A significant fraction of the terrestrial biosphere has a history of agricultural use, and this fraction is expected to increase as agricultural land continues to be abandoned. Legacies from historic agriculture can have persistent ecological effects by altering soil conditions and plant communities for decades after abandonment, even after restoration techniques are implemented. Despite well-documented effects of historic agriculture on soils and plants, less work has examined how agricultural legacies might affect insect community composition or rates of insect herbivory. The current extent of the longleaf pine ecosystem occurs largely on abandoned agricultural land that concurrently experiences wide scale fire suppression. Prescribed fires and canopy thinning are often used to aid in the recovery of understory plant communities in these post-agricultural habitats.
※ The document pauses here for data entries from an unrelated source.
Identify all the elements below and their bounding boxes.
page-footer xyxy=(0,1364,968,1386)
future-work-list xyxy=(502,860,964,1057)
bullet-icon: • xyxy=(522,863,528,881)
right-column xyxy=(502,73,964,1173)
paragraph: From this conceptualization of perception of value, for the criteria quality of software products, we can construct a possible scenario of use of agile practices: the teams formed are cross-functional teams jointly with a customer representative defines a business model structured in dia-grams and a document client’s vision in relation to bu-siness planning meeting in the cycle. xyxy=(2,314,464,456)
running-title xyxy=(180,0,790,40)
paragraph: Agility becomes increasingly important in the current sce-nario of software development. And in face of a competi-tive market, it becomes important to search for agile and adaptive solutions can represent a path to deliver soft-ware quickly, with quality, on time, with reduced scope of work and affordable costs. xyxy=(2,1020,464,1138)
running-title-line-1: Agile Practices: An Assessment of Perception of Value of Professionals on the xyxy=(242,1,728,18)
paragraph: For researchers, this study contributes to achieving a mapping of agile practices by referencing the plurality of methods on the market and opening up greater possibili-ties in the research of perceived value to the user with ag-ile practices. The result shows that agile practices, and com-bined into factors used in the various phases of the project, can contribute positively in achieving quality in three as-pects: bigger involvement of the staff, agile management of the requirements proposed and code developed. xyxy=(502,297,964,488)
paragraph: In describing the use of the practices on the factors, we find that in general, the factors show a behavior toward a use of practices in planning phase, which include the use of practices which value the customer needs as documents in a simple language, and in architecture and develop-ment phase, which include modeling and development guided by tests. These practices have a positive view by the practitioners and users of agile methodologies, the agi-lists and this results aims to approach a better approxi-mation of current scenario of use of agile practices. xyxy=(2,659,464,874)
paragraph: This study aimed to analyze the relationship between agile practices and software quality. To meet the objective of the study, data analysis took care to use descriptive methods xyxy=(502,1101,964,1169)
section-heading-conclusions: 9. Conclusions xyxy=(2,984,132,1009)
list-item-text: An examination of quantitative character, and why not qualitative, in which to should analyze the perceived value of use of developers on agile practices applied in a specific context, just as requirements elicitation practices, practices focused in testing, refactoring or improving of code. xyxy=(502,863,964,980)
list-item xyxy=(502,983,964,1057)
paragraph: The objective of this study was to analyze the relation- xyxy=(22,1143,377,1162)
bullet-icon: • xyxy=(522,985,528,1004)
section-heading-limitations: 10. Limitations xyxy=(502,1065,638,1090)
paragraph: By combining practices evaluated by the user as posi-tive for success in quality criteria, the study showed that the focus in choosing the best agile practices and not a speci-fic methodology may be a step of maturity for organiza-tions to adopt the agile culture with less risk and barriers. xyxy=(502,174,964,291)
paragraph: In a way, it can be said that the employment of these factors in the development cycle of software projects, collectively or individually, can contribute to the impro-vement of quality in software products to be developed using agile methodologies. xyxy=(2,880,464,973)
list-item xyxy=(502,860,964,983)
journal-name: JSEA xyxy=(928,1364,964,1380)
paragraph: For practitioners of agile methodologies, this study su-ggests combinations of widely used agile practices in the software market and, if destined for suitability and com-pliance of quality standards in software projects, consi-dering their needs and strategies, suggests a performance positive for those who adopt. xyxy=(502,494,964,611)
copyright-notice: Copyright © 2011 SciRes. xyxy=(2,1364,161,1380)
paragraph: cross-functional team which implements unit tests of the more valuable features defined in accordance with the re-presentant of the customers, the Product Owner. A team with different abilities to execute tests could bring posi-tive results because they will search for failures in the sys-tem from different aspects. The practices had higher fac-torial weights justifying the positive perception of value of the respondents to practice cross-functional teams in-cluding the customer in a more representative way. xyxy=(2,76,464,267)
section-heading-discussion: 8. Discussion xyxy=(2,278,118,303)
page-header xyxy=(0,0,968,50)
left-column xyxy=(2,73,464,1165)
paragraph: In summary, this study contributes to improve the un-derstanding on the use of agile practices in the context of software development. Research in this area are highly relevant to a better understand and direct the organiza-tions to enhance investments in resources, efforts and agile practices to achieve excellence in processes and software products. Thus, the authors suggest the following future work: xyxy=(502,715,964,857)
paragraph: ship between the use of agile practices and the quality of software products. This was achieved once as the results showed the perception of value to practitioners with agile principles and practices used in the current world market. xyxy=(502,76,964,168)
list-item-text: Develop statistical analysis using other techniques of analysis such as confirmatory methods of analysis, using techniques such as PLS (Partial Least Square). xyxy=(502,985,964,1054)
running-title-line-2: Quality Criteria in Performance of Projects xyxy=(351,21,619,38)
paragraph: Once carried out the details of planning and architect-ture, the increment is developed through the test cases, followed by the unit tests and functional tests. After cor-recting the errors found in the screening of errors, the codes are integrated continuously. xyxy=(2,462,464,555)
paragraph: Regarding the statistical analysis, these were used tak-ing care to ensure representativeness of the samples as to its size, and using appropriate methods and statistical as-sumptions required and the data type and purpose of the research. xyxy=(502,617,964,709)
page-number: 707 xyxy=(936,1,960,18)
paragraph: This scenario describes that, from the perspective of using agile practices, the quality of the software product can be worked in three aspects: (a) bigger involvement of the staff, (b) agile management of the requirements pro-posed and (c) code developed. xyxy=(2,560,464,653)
We used a large-scale field study to evaluate how fire frequency and canopy thinning affects insect (grasshopper) community composition and herbivory rates in remnant and post-agricultural longleaf pine woodlands in the southeastern USA.

Results/Conclusions

Our results demonstrate that historic land use may create persistent differences in the composition of grasshopper assemblages, whereas prescribed fire and canopy thinning may be important for determining the abundance of grasshoppers, largely through changes to light availability and plant cover. Therefore, our results suggest that changes in contemporary management regimes (e.g., increasing prescribed fire) may not be sufficient to shift the structure of grasshopper communities in post-agricultural sites towards communities in remnant habitats. We also found that land-use history and fire frequency affected herbivory rates on a focal plant species, with herbivory rates being greater in more disturbed habitats (e.g. post-agricultural habitats and fire-suppressed remnant woodlands). Changes in herbivore communities and herbivory rates may thus potentially limit the recovery or restoration of post-agricultural or fire-suppressed habitats by reducing the establishment or performance of some plant species. Overall this work highlights that agricultural activities abandoned decades ago can have long-lasting effects on consumer-mediated ecosystem processes.